On Thursday, the City Council voted to give the Speaker Adrienne Adams the authorization to take legal action against Mayor Adams and his administration in relation to the city’s voucher assistance program, known as CityFHEPS.

“The I’s have it,” Democrat Councilmember Amanda Farías said after the vote.

What You Need To Know

  • The City Council has given Speaker Adrienne Adams the authority to take legal action against the Adams administration over the CityFHEPS program

  • The City Council passed a law making critical changes to the program last year including expanding vouchers to New Yorkers facing eviction

  • Mayor Eric Adams' administration contends the changes are too costly to implement and increases competition for housing

  • The changes went into effect last month. The council speaker sent a letter in late January threatening a lawsuit if the changes weren't implemented by Feb. 7

The City Council last year passed bills aimed at expanding the CityFHEPS program that helps homeless New Yorkers access apartments.

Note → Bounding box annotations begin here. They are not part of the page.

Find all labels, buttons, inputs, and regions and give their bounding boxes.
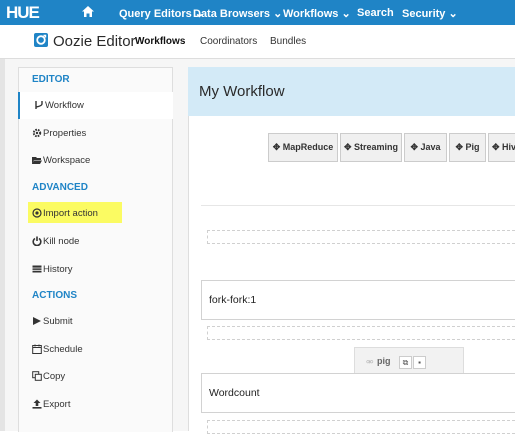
pig-node-label: pig xyxy=(377,356,391,366)
drop-zone[interactable] xyxy=(207,230,515,244)
oozie-app-icon xyxy=(34,33,48,47)
sidebar-item-label: Kill node xyxy=(43,236,80,247)
tab-bundles[interactable]: Bundles xyxy=(270,36,306,47)
sidebar-item-label: History xyxy=(43,264,73,275)
table-icon xyxy=(32,265,42,273)
sidebar-heading-actions: ACTIONS xyxy=(32,290,77,301)
workflow-node-fork[interactable]: fork-fork:1 xyxy=(201,280,515,320)
upload-icon xyxy=(32,399,42,409)
nav-workflows[interactable]: Workflows ⌄ xyxy=(283,7,351,20)
nav-query-editors[interactable]: Query Editors ⌄ xyxy=(119,7,204,20)
add-hive-button[interactable]: ✥ Hiv xyxy=(488,133,515,162)
add-mapreduce-button[interactable]: ✥ MapReduce xyxy=(268,133,338,162)
nav-data-browsers[interactable]: Data Browsers ⌄ xyxy=(193,7,282,20)
trash-icon[interactable]: ▪ xyxy=(413,356,426,369)
code-fork-icon xyxy=(35,101,43,109)
top-navbar: HUE Query Editors ⌄ Data Browsers ⌄ Work… xyxy=(0,0,515,25)
workflow-node-wordcount[interactable]: Wordcount xyxy=(201,373,515,413)
gear-icon xyxy=(32,128,42,138)
nav-search[interactable]: Search xyxy=(357,7,394,19)
sidebar-item-copy[interactable]: Copy xyxy=(18,363,171,390)
tab-coordinators[interactable]: Coordinators xyxy=(200,36,257,47)
sidebar-item-label: Workflow xyxy=(45,100,84,111)
add-pig-button[interactable]: ✥ Pig xyxy=(449,133,486,162)
workflow-title[interactable]: My Workflow xyxy=(199,83,285,100)
sidebar-item-label: Properties xyxy=(43,128,87,139)
sidebar-item-kill-node[interactable]: Kill node xyxy=(18,228,171,255)
tab-workflows[interactable]: Workflows xyxy=(135,36,185,47)
drop-zone[interactable] xyxy=(207,420,515,434)
sidebar-item-export[interactable]: Export xyxy=(18,391,171,418)
folder-open-icon xyxy=(32,157,42,164)
sidebar-heading-advanced: ADVANCED xyxy=(32,182,88,193)
sidebar-item-workflow[interactable]: Workflow xyxy=(18,92,173,119)
code-fork-icon: ⚮ xyxy=(366,357,374,367)
canvas-divider xyxy=(201,205,515,206)
sidebar-item-schedule[interactable]: Schedule xyxy=(18,336,171,363)
calendar-icon xyxy=(32,344,42,354)
sidebar-item-label: Submit xyxy=(43,316,73,327)
sidebar-item-submit[interactable]: Submit xyxy=(18,308,171,335)
sidebar-item-label: Workspace xyxy=(43,155,91,166)
sidebar-heading-editor: EDITOR xyxy=(32,74,70,85)
import-circle-icon xyxy=(32,208,42,218)
sidebar-item-import-action[interactable]: Import action xyxy=(18,200,171,227)
power-off-icon xyxy=(32,236,42,246)
sidebar-item-workspace[interactable]: Workspace xyxy=(18,147,171,174)
sidebar-item-label: Copy xyxy=(43,371,66,382)
play-icon xyxy=(33,317,41,325)
drop-zone[interactable] xyxy=(207,326,515,340)
add-streaming-button[interactable]: ✥ Streaming xyxy=(340,133,402,162)
copy-icon xyxy=(32,371,42,381)
app-title[interactable]: Oozie Editor xyxy=(53,33,136,50)
left-edge-bar xyxy=(0,59,5,431)
sidebar-item-history[interactable]: History xyxy=(18,256,171,283)
sidebar-item-properties[interactable]: Properties xyxy=(18,120,171,147)
hue-logo[interactable]: HUE xyxy=(6,3,40,23)
sidebar-item-label: Import action xyxy=(43,208,98,219)
sidebar-item-label: Schedule xyxy=(43,344,83,355)
add-java-button[interactable]: ✥ Java xyxy=(404,133,447,162)
app-subnav: Oozie Editor Workflows Coordinators Bund… xyxy=(0,25,515,59)
sidebar-item-label: Export xyxy=(43,399,71,410)
pig-node-tab[interactable]: ⚮ pig ⧉ ▪ xyxy=(354,347,464,374)
copy-icon[interactable]: ⧉ xyxy=(399,356,412,369)
nav-security[interactable]: Security ⌄ xyxy=(402,7,458,20)
home-icon[interactable] xyxy=(81,5,95,18)
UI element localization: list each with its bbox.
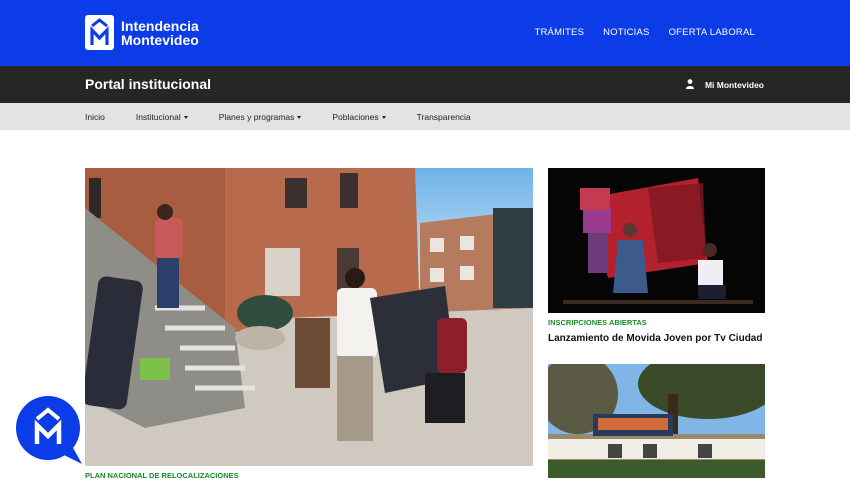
- mi-montevideo-label: Mi Montevideo: [704, 80, 764, 90]
- side-news-image-2[interactable]: [548, 364, 765, 478]
- portal-title[interactable]: Portal institucional: [85, 76, 211, 92]
- portal-bar: Portal institucional Mi Montevideo: [0, 66, 850, 103]
- caret-down-icon: [297, 115, 302, 119]
- user-icon: [685, 79, 694, 91]
- top-nav: TRÁMITES NOTICIAS OFERTA LABORAL: [534, 27, 755, 38]
- caret-down-icon: [183, 115, 188, 119]
- mi-montevideo-link[interactable]: Mi Montevideo: [685, 79, 764, 91]
- featured-news-image[interactable]: [85, 168, 533, 466]
- im-logo[interactable]: Intendencia Montevideo: [85, 15, 199, 50]
- subnav-transparencia[interactable]: Transparencia: [417, 112, 471, 122]
- featured-news-tag[interactable]: PLAN NACIONAL DE RELOCALIZACIONES: [85, 471, 239, 480]
- top-header: Intendencia Montevideo TRÁMITES NOTICIAS…: [0, 0, 850, 66]
- nav-oferta-laboral[interactable]: OFERTA LABORAL: [669, 27, 755, 38]
- side-news-title[interactable]: Lanzamiento de Movida Joven por Tv Ciuda…: [548, 333, 762, 344]
- secondary-nav: Inicio Institucional Planes y programas …: [0, 103, 850, 130]
- chat-assistant-button[interactable]: [12, 392, 84, 464]
- chat-assistant-icon: [13, 393, 83, 464]
- subnav-institucional[interactable]: Institucional: [136, 112, 188, 122]
- side-news-tag[interactable]: INSCRIPCIONES ABIERTAS: [548, 318, 647, 327]
- brand-name: Intendencia Montevideo: [121, 17, 199, 48]
- nav-noticias[interactable]: NOTICIAS: [603, 27, 649, 38]
- nav-tramites[interactable]: TRÁMITES: [534, 27, 584, 38]
- subnav-planes-programas[interactable]: Planes y programas: [219, 112, 302, 122]
- side-news-image[interactable]: [548, 168, 765, 313]
- caret-down-icon: [381, 115, 386, 119]
- im-logo-icon: [85, 15, 114, 50]
- subnav-inicio[interactable]: Inicio: [85, 112, 105, 122]
- subnav-poblaciones[interactable]: Poblaciones: [332, 112, 386, 122]
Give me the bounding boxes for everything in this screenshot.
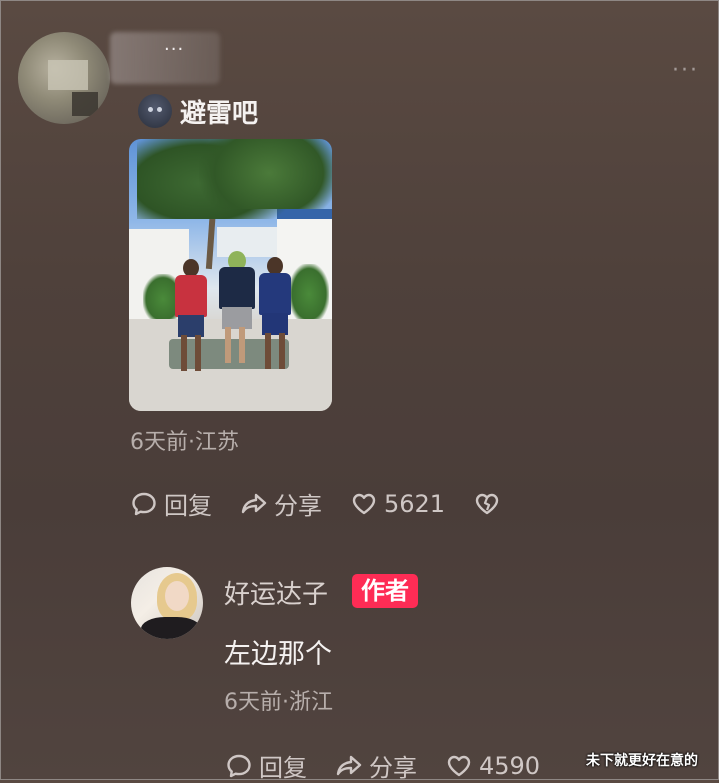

As part of the changes, the City Council expanded access to the vouchers to also include New Yorkers facing eviction.

The bills became effective last month, but the administration has yet to implement them.

“It is our responsibility to get to compliance just like you need to comply with the law, I have to comply with the law, the administration has to comply with the law as well,” Speaker Adams said ahead of the vote.

The City Council argues the bills are necessary for helping struggling New Yorkers at a time when the shelter population has ballooned amid an influx of migrants.

“I promised New Yorkers we were going to do something revolutionary. We were going to start helping New Yorkers before their lives fell apart. Nearly a year later, that promise has not been realized,” Democrat Councilman Shaun Abreu said, who himself struggled with housing as a child.

“This [City] Council cares very deeply not just about building new affordable housing but allowing people to remain in their homes,” Democrat Councilman Eric Dinowitz said on Thursday.

Democrat Councilwoman Diana Ayala, who chairs the committee that pushed the bills forward, said Thursday’s vote could have been avoided had the administration been willing to negotiate.

“We could’ve come up with some kind of guiding principle that allowed us to get to a certain place where everyone was comfortable, but that was not on the table. It’s never been on the table. There’s never been any interest in the bills and so here we are,” Ayala said.

However, Mayor Adams’ office says the changes are too costly and will increase competition for housing.

City officials said the administration has already made significant changes to the voucher program to make it more accessible.

“A big one is that we eliminated the 90-day rule, where people needed to be in shelter for 90 days before they were eligible. Another really important change is that we have standardized and for families with children have reduced work requirements,” Department of Social Services Commissioner Molly Park said at a separate and unrelated press conference.

The move by the City Council came the same day Mayor Adams announced a new housing initiative for voucher holders.

“We are financing non-for-profits to either lease or acquire buildings that they can then turn into affordable housing for families and individuals in the DHS system,” Park said. “I’ve got more than 10,000 households in the shelter system who have a voucher who are searching for housing. So what we have is a housing supply problem in New York City.”

The new housing initiative aims to create 1,500 new units of housing of which the city intends to fast-track 1,000 units.